La tienda del Anastasio (Anastasio Jiménez Benito) en la plaza de Herradores, junto al callejón de El Salvador, fue otro de los comercios de ultramarinos tradicionales. Aunque con otra dirección en su última etapa, hace ya años que cerró sus puertas para dar paso a uno de los muchos bares que hoy pueblan la reconvertida zona.
En la plaza de Herradores se encontraba también la tienda de Manuel Ruiz (hoy, un bar más de los tantos que hay en la zona) regentada primero por el propio Manolo y más tarde por su hermano Agustín. Se trataba de otro establecimiento con sabor entrañable aunque en una línea de mayor modernidad que los hasta ahora señalados, para lo que se llevaba mediados los años cincuenta.

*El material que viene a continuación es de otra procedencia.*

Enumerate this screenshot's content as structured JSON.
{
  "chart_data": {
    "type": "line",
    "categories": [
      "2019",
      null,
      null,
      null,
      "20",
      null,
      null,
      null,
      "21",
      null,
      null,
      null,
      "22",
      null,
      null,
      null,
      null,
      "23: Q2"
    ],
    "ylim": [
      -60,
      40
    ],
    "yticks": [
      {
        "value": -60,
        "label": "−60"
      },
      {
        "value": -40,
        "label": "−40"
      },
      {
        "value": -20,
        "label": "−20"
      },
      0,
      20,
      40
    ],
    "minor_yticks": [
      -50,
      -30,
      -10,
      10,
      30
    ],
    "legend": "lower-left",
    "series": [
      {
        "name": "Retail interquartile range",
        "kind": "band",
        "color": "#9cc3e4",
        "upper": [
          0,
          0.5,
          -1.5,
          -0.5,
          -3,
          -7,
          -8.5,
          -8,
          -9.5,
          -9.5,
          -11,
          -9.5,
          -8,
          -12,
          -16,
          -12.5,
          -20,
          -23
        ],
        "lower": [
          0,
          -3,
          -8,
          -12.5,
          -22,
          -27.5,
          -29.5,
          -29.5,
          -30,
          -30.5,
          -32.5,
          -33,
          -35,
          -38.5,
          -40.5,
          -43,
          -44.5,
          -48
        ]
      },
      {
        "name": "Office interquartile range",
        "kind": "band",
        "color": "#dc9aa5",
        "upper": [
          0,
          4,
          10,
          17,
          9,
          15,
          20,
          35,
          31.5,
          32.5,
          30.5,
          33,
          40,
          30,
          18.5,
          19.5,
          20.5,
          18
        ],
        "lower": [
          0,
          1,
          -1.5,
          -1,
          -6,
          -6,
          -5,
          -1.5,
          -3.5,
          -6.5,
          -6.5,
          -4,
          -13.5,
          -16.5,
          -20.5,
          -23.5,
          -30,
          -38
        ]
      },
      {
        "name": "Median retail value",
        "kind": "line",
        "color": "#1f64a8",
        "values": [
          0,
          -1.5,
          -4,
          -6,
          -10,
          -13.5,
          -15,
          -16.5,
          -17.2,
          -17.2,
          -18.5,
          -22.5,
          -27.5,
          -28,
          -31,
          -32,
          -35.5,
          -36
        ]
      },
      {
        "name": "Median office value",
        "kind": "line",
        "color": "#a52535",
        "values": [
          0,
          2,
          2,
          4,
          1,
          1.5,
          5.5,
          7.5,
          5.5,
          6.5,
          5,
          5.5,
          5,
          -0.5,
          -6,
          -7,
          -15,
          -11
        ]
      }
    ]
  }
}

“La bola de nieve” en la Plaza de Abastos; la de Celestino (Celestino Pérez Benito), que con otra dirección, pero conservando la identidad que siempre tuvo, continuó abierta en pleno Collado, en el Pasaje Beltrán, hasta su cierre; y la de la Viuda de Sixto Morales, que cerró hace ya muchos años, en el local hoy ocupado por la tienda de regalos de Monreal, en el edificio donde está el reloj, son algunas de las típicas tiendas de ultramarinos de la Soria de siempre, a las que habría que añadir la de los hermanos Díaz Pastora, cariñosamente para los sorianos “Los cochinillas” de toda la vida, si bien en su originaria ubicación de El Collado esquina a la calle de la Claustrilla.
Había otras tiendas del ramo como la de Domingo Muñoz (junto al bar Torcuato), en pleno Collado, que por razones de la modernidad nada que tenga que ver con la antigua, si bien en este caso, el relevo en la dirección ha sido únicamente generacional. A todas las anotadas, como también a La Flor Sevillana (ahora es una moderna cafetería) y a la que había enfrente en lo estrecho de El Collado (también dedicada a otra actividad ajena a la que tuvo), acudían las amas de casa sorianas con las cartillas de Abastos a recoger el racionamiento en los años de escasez que siguieron a la Guerra Civil. Sin olvidarse de La Oriental, en la calle Estudios, en la mano derecha subiendo a la Plaza de Abastos, y la de Pedro Beltrán, un poco más abajo, pero en la acera de enfrente, que además de ejercer el comercio de minorista se vino dedicando simultáneamente a la venta al por mayor para después ampliar su ámbito a otras actividades ajenas al gremio.
Todas ellas –puede que se haya quedado alguna- configuraron la base del pudiera decirse tejido comercial de la ciudad, en el ramo de la alimentación, de una etapa verdaderamente difícil.